Zoology is awash with metaphor. Natasha's new accessory represents many different things to many different people. To her it is a sign of uniqueness, a sign that she may not be destined to suffer at teh hands of others because she is not like them. To those around her it is an unseen menace that threatens their dull lives with danger and strikes out against the conformity that keeps them all safe in their minds. To Peter, it is something else entirely, a totem that ultimately proves to be difficult to resist. Unfortunately, the film has a hard time reconciling these conflicting metaphors, and that leads to an ending that nearly cuts off the film's nose to spite its face.
There are certainly confusing and illogical elements of Zoology right from the start. The timeline of Natasha's awareness of her tail is muddy at best. The wildly differing reactions to her predicament between the general public (fear) and her doctors (bland acceptance) is a bit confusing, as though these doctors are immune to shock or even curiosity. Not to mention the ending of the film which appears to undo a lot of the emotional heavy lifting that Natasha had done throughout the story.

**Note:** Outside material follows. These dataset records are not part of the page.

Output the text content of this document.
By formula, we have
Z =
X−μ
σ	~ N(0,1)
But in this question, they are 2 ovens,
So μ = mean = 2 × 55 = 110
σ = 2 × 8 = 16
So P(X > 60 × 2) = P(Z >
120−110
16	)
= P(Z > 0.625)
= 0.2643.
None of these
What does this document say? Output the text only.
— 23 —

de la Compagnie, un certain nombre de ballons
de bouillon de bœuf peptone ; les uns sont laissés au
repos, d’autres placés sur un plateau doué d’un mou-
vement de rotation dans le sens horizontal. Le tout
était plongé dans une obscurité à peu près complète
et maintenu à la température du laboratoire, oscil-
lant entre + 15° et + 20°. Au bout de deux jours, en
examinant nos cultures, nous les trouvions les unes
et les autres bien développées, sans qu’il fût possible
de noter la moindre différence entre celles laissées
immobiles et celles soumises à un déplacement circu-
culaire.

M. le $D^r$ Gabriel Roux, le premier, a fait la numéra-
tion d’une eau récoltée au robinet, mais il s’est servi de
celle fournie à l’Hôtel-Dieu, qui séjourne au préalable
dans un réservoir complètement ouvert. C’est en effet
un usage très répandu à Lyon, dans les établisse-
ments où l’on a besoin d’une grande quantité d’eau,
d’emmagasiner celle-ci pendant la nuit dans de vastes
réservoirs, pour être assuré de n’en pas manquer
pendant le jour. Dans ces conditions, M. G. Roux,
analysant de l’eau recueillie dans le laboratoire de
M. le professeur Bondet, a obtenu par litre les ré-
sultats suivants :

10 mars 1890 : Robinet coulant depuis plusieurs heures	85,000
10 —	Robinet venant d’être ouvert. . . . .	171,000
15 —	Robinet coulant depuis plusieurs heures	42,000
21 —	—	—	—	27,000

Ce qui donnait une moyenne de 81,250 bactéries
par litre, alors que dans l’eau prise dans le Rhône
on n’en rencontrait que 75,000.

However, all of these elements do a good job of underlining the films fantastical setting, this is not the real world, so why should the characters act as though it is?
Director Tverdovsky has created an unusual beast in Zoology, and much like its central character, the viewer will likely be questioning the outcome of the film after the final credits roll. Natalia Pavlenkova, who plays Natasha, displays an admirable commitment and wonderful sense of freedom. She is clearly the best thing about this film which is otherwise populated with savage mean women and intentionally bland supporting cahracters. Pavlenkova breathes necessary life into the story, often allowing the viewer to escape the dreariness of the cold Russian setting and into her fantastical flights of happiness that don't require a bunch of special effects, it's all there in her face.
This is a film that is difficult to discuss in depth without giving up some plot points that would be better left discovered by the audience. That being said, the film is sure to inspire a lot of conversation and definitely more questions than answers. That quality alone is enough to get a thumbs up from me, and so Zoology is a film worth recommending. It's an interesting journey for Natasha and the viewer, and it's one best experienced as cold as possible. In spite of what seems like some rather extensive plot summary above, I assure you, there is a lot more to absorb in Zoology, and there is a joy and satisfaction in that challenge.